Saturday, 9 March 2019

purrr magic!

Used purrr::pmap for the first time and it's brilliant! 

Run the same function multiple times changing a bunch of parameters, and combine all the results in a single data frame. All in a single call.

Keeping code and data separate is, of course, good practice. But it can be easy to slip into mixing your code up with metadata (in this case data on where to find data and what it is). pmap makes it really easy to keep metadata separate from the code, too.

In my case, I'm pulling sets of data out of spreadsheets, where the blocks start on different rows in each sheet (don't ask!). So I just create a csv file with the parameter names on the first line, and the parameter values on the second line.

sheet,startRow,book,line
1, 53,What Might,Classics
2, 70,Runagates,Classics
3, 43,Desire,Classics
4, 45,Vocations,Classics
etc.

Read this metadata into a data frame, and then run my 'readSales' loading function, is just two lines of code:

classicSets <- read.csv(file = "data/classicSets.csv", stringsAsFactors = F)
classicSales <- pmap_dfr(classicSets, readSales)

'readSales' is just a wrapper around the excellent readxl:read_xls that cleans up my data and adds some identifying columns (book, line).

And you're done.  Thanks to Hadley Wickham and Lionel Henry!

Thursday, 17 January 2019

Sustained high speeds along the Warminster Rd, Bath

In the last few posts, I was analysing number plate reader (ANPR) data from B&NES Council and BathHacked, a data activist organisation, looking at how traffic patterns might change if a clean air zone were introduced.

I've gone off on a tangent, analysing data from just two ANPRs, a mile apart on the A36 Warminster Rd, on the outskirts of Bath. They give me average speeds for some 65,000 transits over two weeks.

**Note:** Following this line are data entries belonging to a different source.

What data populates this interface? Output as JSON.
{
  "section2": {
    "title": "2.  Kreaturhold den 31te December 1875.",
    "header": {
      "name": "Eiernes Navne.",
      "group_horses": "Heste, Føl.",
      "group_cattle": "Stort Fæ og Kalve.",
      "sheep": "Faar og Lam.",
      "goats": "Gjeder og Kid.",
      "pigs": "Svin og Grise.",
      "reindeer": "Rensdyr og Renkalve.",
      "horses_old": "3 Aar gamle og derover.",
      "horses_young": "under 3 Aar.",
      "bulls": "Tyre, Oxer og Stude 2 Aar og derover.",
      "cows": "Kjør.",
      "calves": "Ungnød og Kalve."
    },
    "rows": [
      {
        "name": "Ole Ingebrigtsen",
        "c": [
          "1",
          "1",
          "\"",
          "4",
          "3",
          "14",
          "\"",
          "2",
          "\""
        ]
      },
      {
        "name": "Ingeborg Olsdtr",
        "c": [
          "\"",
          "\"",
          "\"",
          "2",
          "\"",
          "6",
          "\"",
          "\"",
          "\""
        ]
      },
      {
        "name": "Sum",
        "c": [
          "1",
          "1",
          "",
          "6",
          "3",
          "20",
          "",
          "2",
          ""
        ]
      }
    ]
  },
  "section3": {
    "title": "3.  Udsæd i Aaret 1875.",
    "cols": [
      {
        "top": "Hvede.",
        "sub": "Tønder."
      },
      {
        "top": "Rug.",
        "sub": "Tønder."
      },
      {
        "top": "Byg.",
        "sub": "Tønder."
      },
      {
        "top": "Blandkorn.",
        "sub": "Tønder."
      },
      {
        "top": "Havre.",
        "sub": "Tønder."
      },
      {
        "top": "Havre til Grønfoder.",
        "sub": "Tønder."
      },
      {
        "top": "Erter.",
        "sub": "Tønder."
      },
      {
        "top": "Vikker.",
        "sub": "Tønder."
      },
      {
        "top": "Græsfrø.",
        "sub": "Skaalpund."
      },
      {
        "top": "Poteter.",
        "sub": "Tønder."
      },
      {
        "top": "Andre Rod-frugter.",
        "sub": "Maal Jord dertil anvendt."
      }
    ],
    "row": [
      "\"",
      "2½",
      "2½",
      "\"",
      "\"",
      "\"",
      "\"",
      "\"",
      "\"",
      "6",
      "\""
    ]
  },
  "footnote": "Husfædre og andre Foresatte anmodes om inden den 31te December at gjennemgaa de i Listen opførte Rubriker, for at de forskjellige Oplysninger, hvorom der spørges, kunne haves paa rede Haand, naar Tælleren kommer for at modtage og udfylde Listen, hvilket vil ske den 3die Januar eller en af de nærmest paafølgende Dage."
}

This is a residential 30mph zone, with a straight section, blind bend and narrow hill, though perhaps you might not think that, judging from this box plot (a smaller sample of 3 days). Each dot is a vehicle along the road. The lowest speeds are where they stop or detour (I'll put a lower limit of 5mph on to eliminate these). November 8 & 9 saw a little queueing heading into town in the morning, but these were the only cases where the speeds are not clustered around 30mph. (That's "around" - little sign of a limit in these data.)

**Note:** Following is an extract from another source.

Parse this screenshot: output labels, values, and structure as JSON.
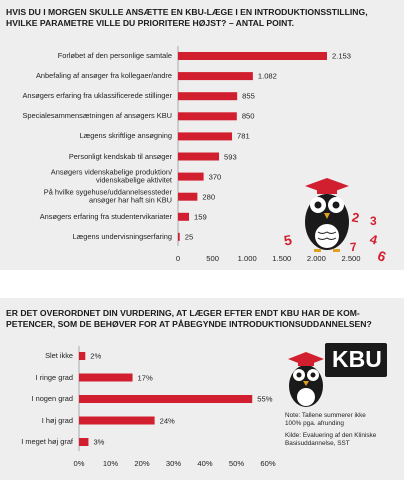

From the data, we can split vehicles into cars, light commercial (LCVs), heavy commercial (HCVs - this is a trunk route with large lorries), public-service vehicles (PSVs) and a rare few others that we'll ignore. The scary thing is that there's no sign that trucks are travelling any more slowly than cars. Only public-service vehicles are noticeably slower, given the 3 bus stops on this section. (All days of data are included here.)

In this large survey, at peak hours there were typically 40 vehicles per hour sustaining 33mph or more over the 1 mile route. The top sustained speed was over 60mph, and one van driver managed to get 3 times into the top 20, each time doing more than 50mph.


Definitely some room for improving safety here.


Code is available on github, data from BathHacked.org.